Cooper believes such a change is essential. “The notion that working long hours is a badge of courage should be banished,” he says. “If you consistently do that it’s bad for your health, your performance and your family.” Above all, says Felstead, employers must not see employees as “a resource to be squeezed”. “We should be treating them as a resource to be nurtured and treasured; and trusted,” he says.
PwC embraces flexibility
In August 2018, PwC launched the Flexible Talent Network, designed to offer new recruits and existing staff the opportunity to work for the firm without having to commit to a full-time contract and standard working hours. The network is well-used, according to Sarah Churchman, head of inclusion, community and wellbeing at PwC UK, although staff working in consulting are more likely to use it than those in audit. The network is just one aspect of an ongoing cultural transformation within PwC, designed to make staff feel “empowered and trusted”, says Churchman.

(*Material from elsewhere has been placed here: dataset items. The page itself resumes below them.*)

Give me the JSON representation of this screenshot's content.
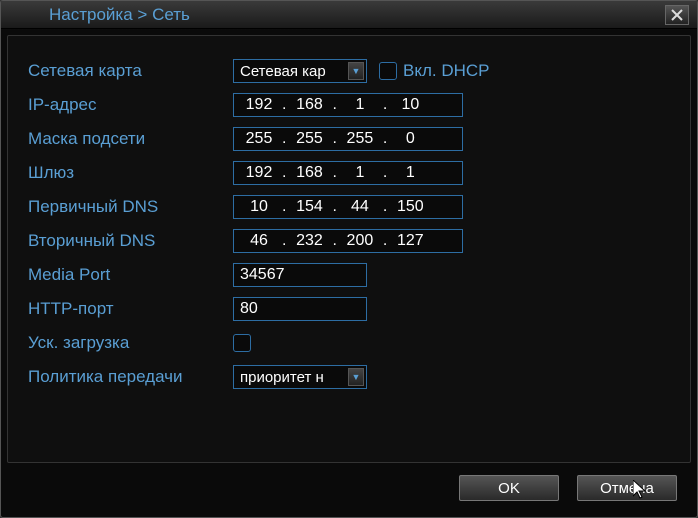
{
  "title": "Настройка > Сеть",
  "labels": {
    "card": "Сетевая карта",
    "ip": "IP-адрес",
    "mask": "Маска подсети",
    "gateway": "Шлюз",
    "dns1": "Первичный DNS",
    "dns2": "Вторичный DNS",
    "media_port": "Media Port",
    "http_port": "HTTP-порт",
    "fast_dl": "Уск. загрузка",
    "policy": "Политика передачи",
    "dhcp": "Вкл. DHCP"
  },
  "values": {
    "card": "Сетевая кар",
    "ip": [
      "192",
      "168",
      "1",
      "10"
    ],
    "mask": [
      "255",
      "255",
      "255",
      "0"
    ],
    "gateway": [
      "192",
      "168",
      "1",
      "1"
    ],
    "dns1": [
      "10",
      "154",
      "44",
      "150"
    ],
    "dns2": [
      "46",
      "232",
      "200",
      "127"
    ],
    "media_port": "34567",
    "http_port": "80",
    "fast_dl": false,
    "dhcp": false,
    "policy": "приоритет н"
  },
  "buttons": {
    "ok": "OK",
    "cancel": "Отмена"
  }
}
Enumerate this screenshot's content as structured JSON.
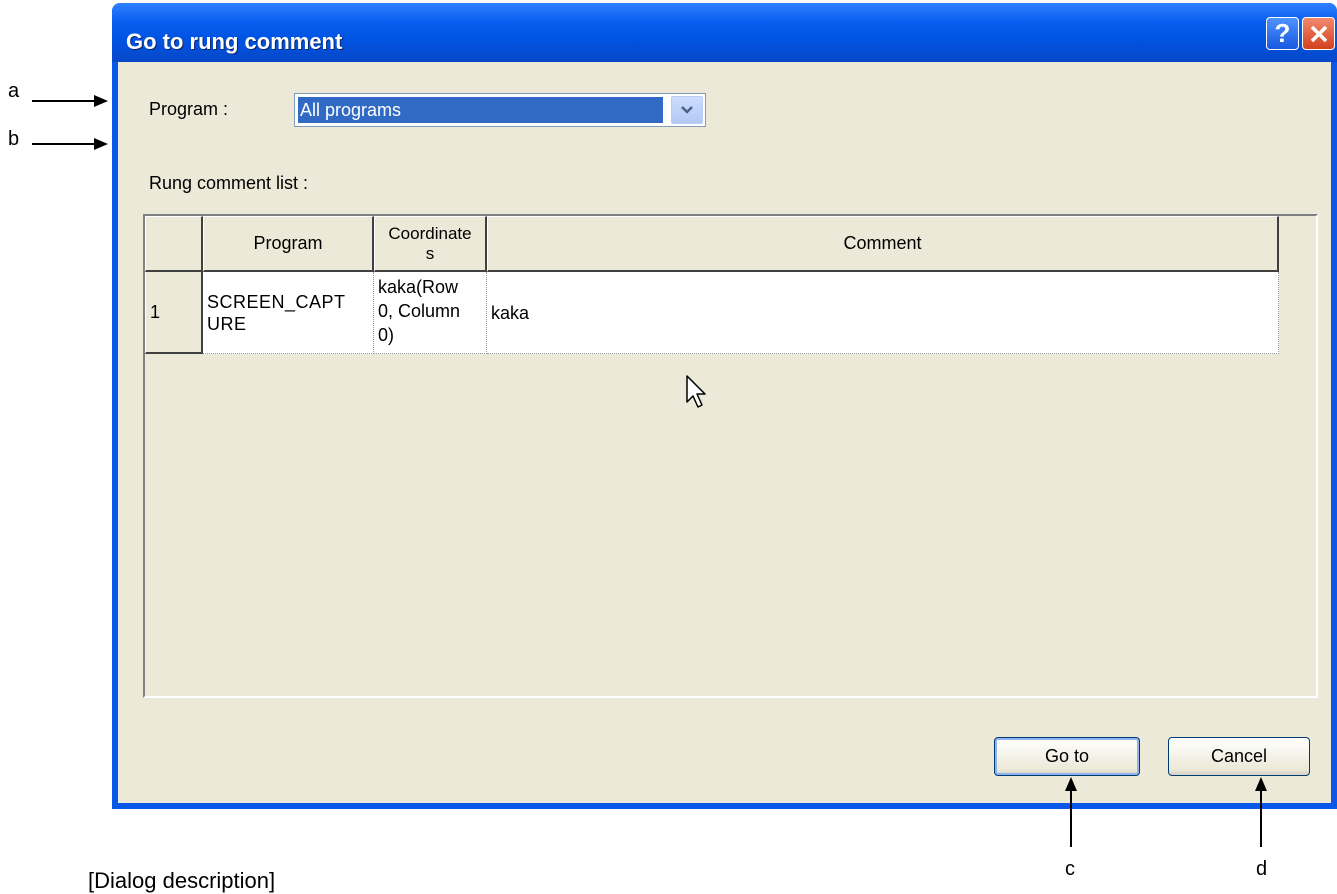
{
  "dialog": {
    "title": "Go to rung comment",
    "help_label": "?",
    "close_label": "X",
    "program_label": "Program :",
    "program_selected": "All programs",
    "list_label": "Rung comment list :",
    "goto_label": "Go to",
    "cancel_label": "Cancel"
  },
  "table": {
    "headers": [
      "Program",
      "Coordinate\ns",
      "Comment"
    ],
    "rows": [
      {
        "num": "1",
        "program": "SCREEN_CAPT\nURE",
        "coordinates": "kaka(Row\n0, Column\n0)",
        "comment": "kaka"
      }
    ]
  },
  "annotations": {
    "a": "a",
    "b": "b",
    "c": "c",
    "d": "d"
  },
  "caption": "[Dialog description]",
  "icons": {
    "dropdown": "chevron-down-icon",
    "cursor": "mouse-pointer-icon",
    "help": "help-icon",
    "close": "close-icon"
  }
}
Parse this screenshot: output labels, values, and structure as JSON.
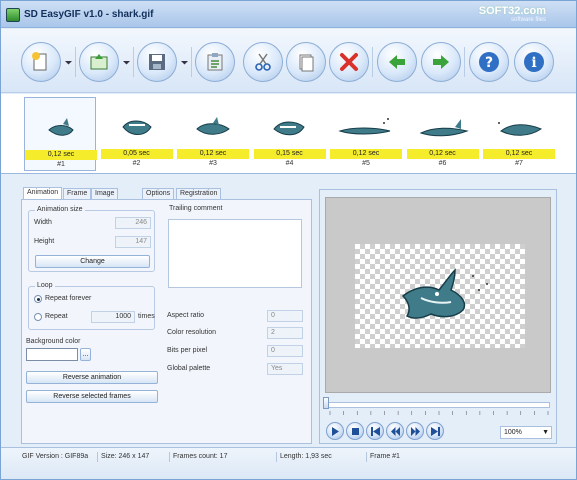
{
  "window": {
    "title": "SD EasyGIF v1.0 - shark.gif",
    "watermark": "SOFT32.com",
    "watermark_sub": "software files"
  },
  "toolbar": {
    "buttons": [
      "new-icon",
      "open-icon",
      "save-icon",
      "paste-frames-icon",
      "cut-icon",
      "copy-icon",
      "delete-icon",
      "back-arrow-icon",
      "forward-arrow-icon",
      "help-icon",
      "info-icon"
    ]
  },
  "frames": [
    {
      "delay": "0,12 sec",
      "num": "#1"
    },
    {
      "delay": "0,05 sec",
      "num": "#2"
    },
    {
      "delay": "0,12 sec",
      "num": "#3"
    },
    {
      "delay": "0,15 sec",
      "num": "#4"
    },
    {
      "delay": "0,12 sec",
      "num": "#5"
    },
    {
      "delay": "0,12 sec",
      "num": "#6"
    },
    {
      "delay": "0,12 sec",
      "num": "#7"
    }
  ],
  "tabs": [
    "Animation",
    "Frame",
    "Image Editor",
    "Options",
    "Registration"
  ],
  "animation_size": {
    "legend": "Animation size",
    "width_label": "Width",
    "width_value": "246",
    "height_label": "Height",
    "height_value": "147",
    "change_button": "Change"
  },
  "loop": {
    "legend": "Loop",
    "repeat_forever": "Repeat forever",
    "repeat": "Repeat",
    "repeat_value": "1000",
    "times": "times"
  },
  "background": {
    "label": "Background color",
    "browse": "..."
  },
  "actions": {
    "reverse_animation": "Reverse animation",
    "reverse_selected": "Reverse selected frames"
  },
  "trailing_comment": {
    "label": "Trailing comment"
  },
  "props": [
    {
      "label": "Aspect ratio",
      "value": "0"
    },
    {
      "label": "Color resolution",
      "value": "2"
    },
    {
      "label": "Bits per pixel",
      "value": "0"
    },
    {
      "label": "Global palette",
      "value": "Yes"
    }
  ],
  "preview": {
    "zoom": "100%"
  },
  "status": {
    "version": "GIF Version : GIF89a",
    "size": "Size: 246 x 147",
    "frames": "Frames count: 17",
    "length": "Length: 1,93 sec",
    "current_frame": "Frame #1"
  }
}
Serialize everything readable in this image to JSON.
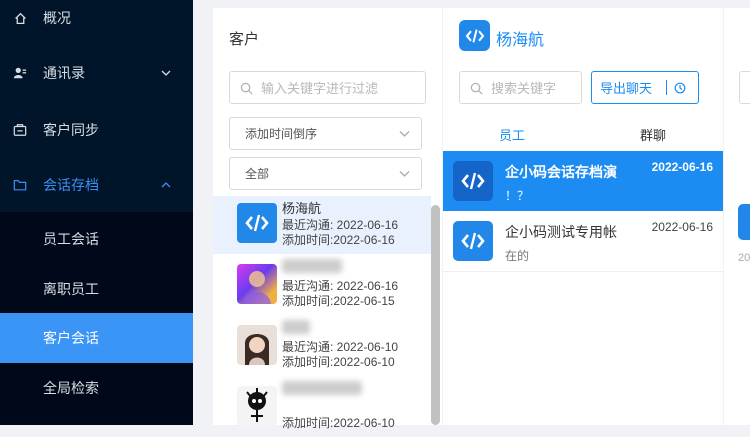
{
  "sidebar": {
    "items": [
      {
        "label": "概况",
        "icon": "home-icon"
      },
      {
        "label": "通讯录",
        "icon": "contacts-icon"
      },
      {
        "label": "客户同步",
        "icon": "sync-icon"
      },
      {
        "label": "会话存档",
        "icon": "folder-icon"
      }
    ],
    "subitems": [
      {
        "label": "员工会话"
      },
      {
        "label": "离职员工"
      },
      {
        "label": "客户会话"
      },
      {
        "label": "全局检索"
      }
    ]
  },
  "customers": {
    "title": "客户",
    "search_placeholder": "输入关键字进行过滤",
    "sort_select": "添加时间倒序",
    "filter_select": "全部",
    "list": [
      {
        "name": "杨海航",
        "last": "最近沟通: 2022-06-16",
        "added": "添加时间:2022-06-16"
      },
      {
        "name": "",
        "last": "最近沟通: 2022-06-16",
        "added": "添加时间:2022-06-15"
      },
      {
        "name": "",
        "last": "最近沟通: 2022-06-10",
        "added": "添加时间:2022-06-10"
      },
      {
        "name": "",
        "last": "",
        "added": "添加时间:2022-06-10"
      }
    ]
  },
  "chats": {
    "header_name": "杨海航",
    "search_placeholder": "搜索关键字",
    "export_label": "导出聊天",
    "tabs": [
      {
        "label": "员工"
      },
      {
        "label": "群聊"
      }
    ],
    "list": [
      {
        "name": "企小码会话存档演",
        "date": "2022-06-16",
        "preview": "！？"
      },
      {
        "name": "企小码测试专用帐",
        "date": "2022-06-16",
        "preview": "在的"
      }
    ]
  },
  "colors": {
    "accent": "#1c8cf3",
    "sidebar_bg": "#001529",
    "active_sub": "#3a95f7"
  }
}
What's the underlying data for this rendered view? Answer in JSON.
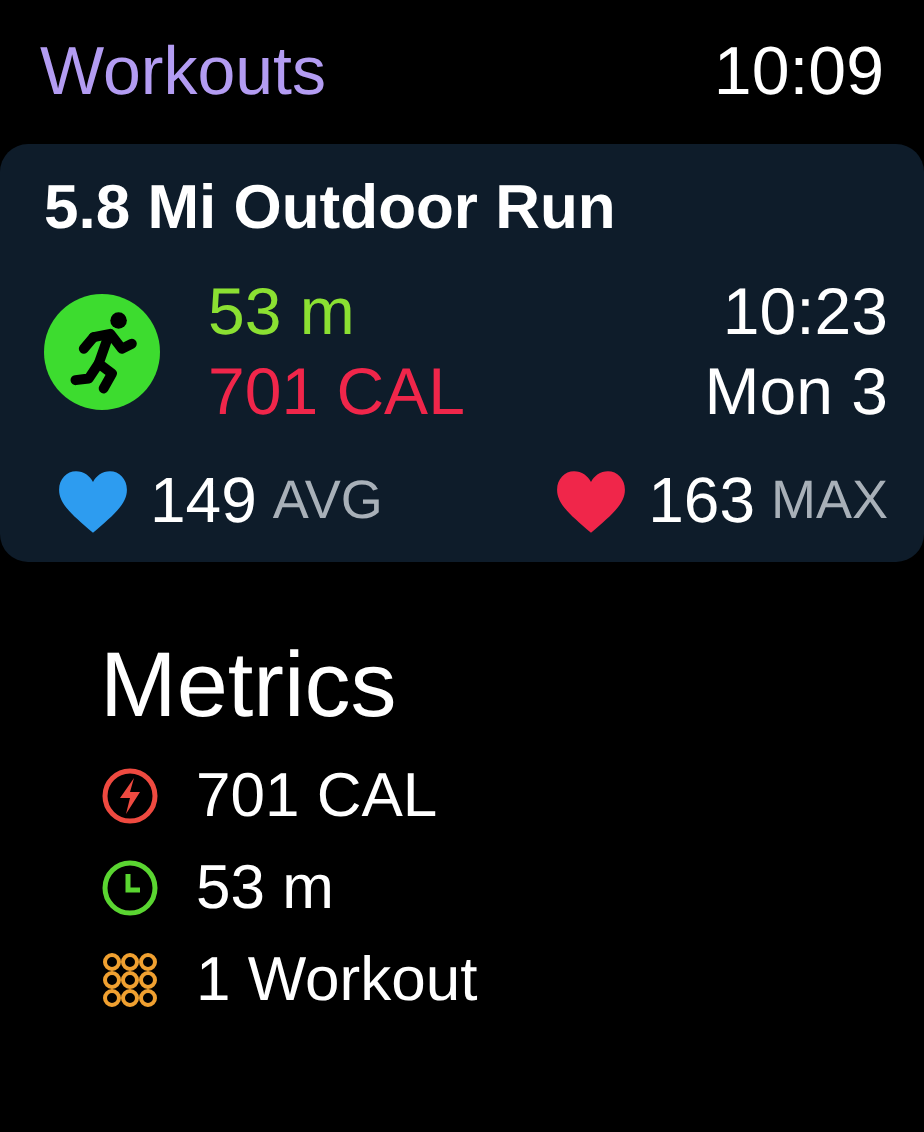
{
  "header": {
    "title": "Workouts",
    "time": "10:09"
  },
  "workout": {
    "title": "5.8 Mi Outdoor Run",
    "kind": "run",
    "duration": "53 m",
    "calories": "701 CAL",
    "start_time": "10:23",
    "date": "Mon 3",
    "heart_rates": [
      {
        "kind": "avg",
        "value": "149",
        "label": "AVG"
      },
      {
        "kind": "max",
        "value": "163",
        "label": "MAX"
      }
    ]
  },
  "metrics": {
    "heading": "Metrics",
    "items": [
      {
        "kind": "calories",
        "text": "701 CAL"
      },
      {
        "kind": "time",
        "text": "53 m"
      },
      {
        "kind": "count",
        "text": "1 Workout"
      }
    ]
  }
}
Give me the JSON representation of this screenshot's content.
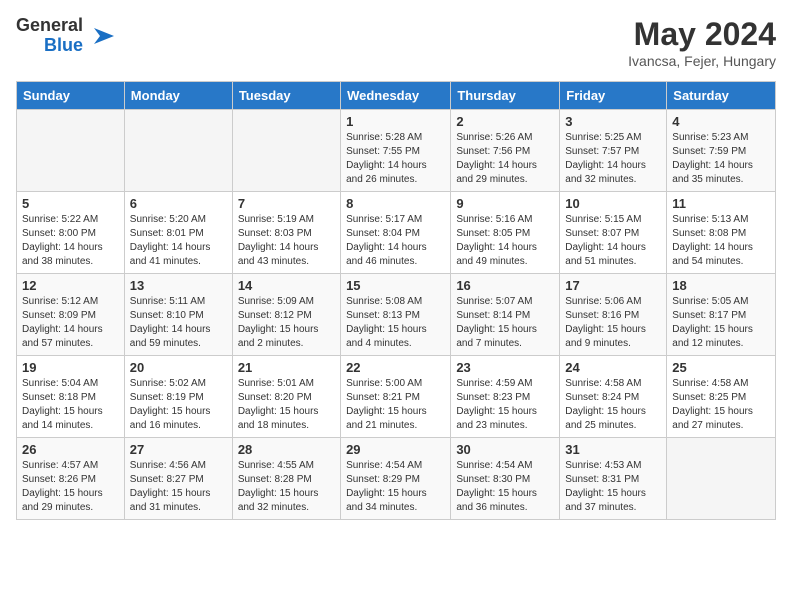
{
  "header": {
    "logo_general": "General",
    "logo_blue": "Blue",
    "month_title": "May 2024",
    "location": "Ivancsa, Fejer, Hungary"
  },
  "days_of_week": [
    "Sunday",
    "Monday",
    "Tuesday",
    "Wednesday",
    "Thursday",
    "Friday",
    "Saturday"
  ],
  "weeks": [
    [
      {
        "day": "",
        "sunrise": "",
        "sunset": "",
        "daylight": ""
      },
      {
        "day": "",
        "sunrise": "",
        "sunset": "",
        "daylight": ""
      },
      {
        "day": "",
        "sunrise": "",
        "sunset": "",
        "daylight": ""
      },
      {
        "day": "1",
        "sunrise": "Sunrise: 5:28 AM",
        "sunset": "Sunset: 7:55 PM",
        "daylight": "Daylight: 14 hours and 26 minutes."
      },
      {
        "day": "2",
        "sunrise": "Sunrise: 5:26 AM",
        "sunset": "Sunset: 7:56 PM",
        "daylight": "Daylight: 14 hours and 29 minutes."
      },
      {
        "day": "3",
        "sunrise": "Sunrise: 5:25 AM",
        "sunset": "Sunset: 7:57 PM",
        "daylight": "Daylight: 14 hours and 32 minutes."
      },
      {
        "day": "4",
        "sunrise": "Sunrise: 5:23 AM",
        "sunset": "Sunset: 7:59 PM",
        "daylight": "Daylight: 14 hours and 35 minutes."
      }
    ],
    [
      {
        "day": "5",
        "sunrise": "Sunrise: 5:22 AM",
        "sunset": "Sunset: 8:00 PM",
        "daylight": "Daylight: 14 hours and 38 minutes."
      },
      {
        "day": "6",
        "sunrise": "Sunrise: 5:20 AM",
        "sunset": "Sunset: 8:01 PM",
        "daylight": "Daylight: 14 hours and 41 minutes."
      },
      {
        "day": "7",
        "sunrise": "Sunrise: 5:19 AM",
        "sunset": "Sunset: 8:03 PM",
        "daylight": "Daylight: 14 hours and 43 minutes."
      },
      {
        "day": "8",
        "sunrise": "Sunrise: 5:17 AM",
        "sunset": "Sunset: 8:04 PM",
        "daylight": "Daylight: 14 hours and 46 minutes."
      },
      {
        "day": "9",
        "sunrise": "Sunrise: 5:16 AM",
        "sunset": "Sunset: 8:05 PM",
        "daylight": "Daylight: 14 hours and 49 minutes."
      },
      {
        "day": "10",
        "sunrise": "Sunrise: 5:15 AM",
        "sunset": "Sunset: 8:07 PM",
        "daylight": "Daylight: 14 hours and 51 minutes."
      },
      {
        "day": "11",
        "sunrise": "Sunrise: 5:13 AM",
        "sunset": "Sunset: 8:08 PM",
        "daylight": "Daylight: 14 hours and 54 minutes."
      }
    ],
    [
      {
        "day": "12",
        "sunrise": "Sunrise: 5:12 AM",
        "sunset": "Sunset: 8:09 PM",
        "daylight": "Daylight: 14 hours and 57 minutes."
      },
      {
        "day": "13",
        "sunrise": "Sunrise: 5:11 AM",
        "sunset": "Sunset: 8:10 PM",
        "daylight": "Daylight: 14 hours and 59 minutes."
      },
      {
        "day": "14",
        "sunrise": "Sunrise: 5:09 AM",
        "sunset": "Sunset: 8:12 PM",
        "daylight": "Daylight: 15 hours and 2 minutes."
      },
      {
        "day": "15",
        "sunrise": "Sunrise: 5:08 AM",
        "sunset": "Sunset: 8:13 PM",
        "daylight": "Daylight: 15 hours and 4 minutes."
      },
      {
        "day": "16",
        "sunrise": "Sunrise: 5:07 AM",
        "sunset": "Sunset: 8:14 PM",
        "daylight": "Daylight: 15 hours and 7 minutes."
      },
      {
        "day": "17",
        "sunrise": "Sunrise: 5:06 AM",
        "sunset": "Sunset: 8:16 PM",
        "daylight": "Daylight: 15 hours and 9 minutes."
      },
      {
        "day": "18",
        "sunrise": "Sunrise: 5:05 AM",
        "sunset": "Sunset: 8:17 PM",
        "daylight": "Daylight: 15 hours and 12 minutes."
      }
    ],
    [
      {
        "day": "19",
        "sunrise": "Sunrise: 5:04 AM",
        "sunset": "Sunset: 8:18 PM",
        "daylight": "Daylight: 15 hours and 14 minutes."
      },
      {
        "day": "20",
        "sunrise": "Sunrise: 5:02 AM",
        "sunset": "Sunset: 8:19 PM",
        "daylight": "Daylight: 15 hours and 16 minutes."
      },
      {
        "day": "21",
        "sunrise": "Sunrise: 5:01 AM",
        "sunset": "Sunset: 8:20 PM",
        "daylight": "Daylight: 15 hours and 18 minutes."
      },
      {
        "day": "22",
        "sunrise": "Sunrise: 5:00 AM",
        "sunset": "Sunset: 8:21 PM",
        "daylight": "Daylight: 15 hours and 21 minutes."
      },
      {
        "day": "23",
        "sunrise": "Sunrise: 4:59 AM",
        "sunset": "Sunset: 8:23 PM",
        "daylight": "Daylight: 15 hours and 23 minutes."
      },
      {
        "day": "24",
        "sunrise": "Sunrise: 4:58 AM",
        "sunset": "Sunset: 8:24 PM",
        "daylight": "Daylight: 15 hours and 25 minutes."
      },
      {
        "day": "25",
        "sunrise": "Sunrise: 4:58 AM",
        "sunset": "Sunset: 8:25 PM",
        "daylight": "Daylight: 15 hours and 27 minutes."
      }
    ],
    [
      {
        "day": "26",
        "sunrise": "Sunrise: 4:57 AM",
        "sunset": "Sunset: 8:26 PM",
        "daylight": "Daylight: 15 hours and 29 minutes."
      },
      {
        "day": "27",
        "sunrise": "Sunrise: 4:56 AM",
        "sunset": "Sunset: 8:27 PM",
        "daylight": "Daylight: 15 hours and 31 minutes."
      },
      {
        "day": "28",
        "sunrise": "Sunrise: 4:55 AM",
        "sunset": "Sunset: 8:28 PM",
        "daylight": "Daylight: 15 hours and 32 minutes."
      },
      {
        "day": "29",
        "sunrise": "Sunrise: 4:54 AM",
        "sunset": "Sunset: 8:29 PM",
        "daylight": "Daylight: 15 hours and 34 minutes."
      },
      {
        "day": "30",
        "sunrise": "Sunrise: 4:54 AM",
        "sunset": "Sunset: 8:30 PM",
        "daylight": "Daylight: 15 hours and 36 minutes."
      },
      {
        "day": "31",
        "sunrise": "Sunrise: 4:53 AM",
        "sunset": "Sunset: 8:31 PM",
        "daylight": "Daylight: 15 hours and 37 minutes."
      },
      {
        "day": "",
        "sunrise": "",
        "sunset": "",
        "daylight": ""
      }
    ]
  ]
}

Another is the opportunity to use “everyday flexibility”: to organise when, where and how they are going to work. PwC also uses a “technology responsibility” policy. “We encourage people to switch off email if they are taking holiday and to have zones that are free of work devices,” says Churchman. She also highlights the influence of younger employees on the changing shape of working practices within the firm. “They’re having a big influence through their sheer numbers,” she says. “We’re not going to change them – they’re going to change us.”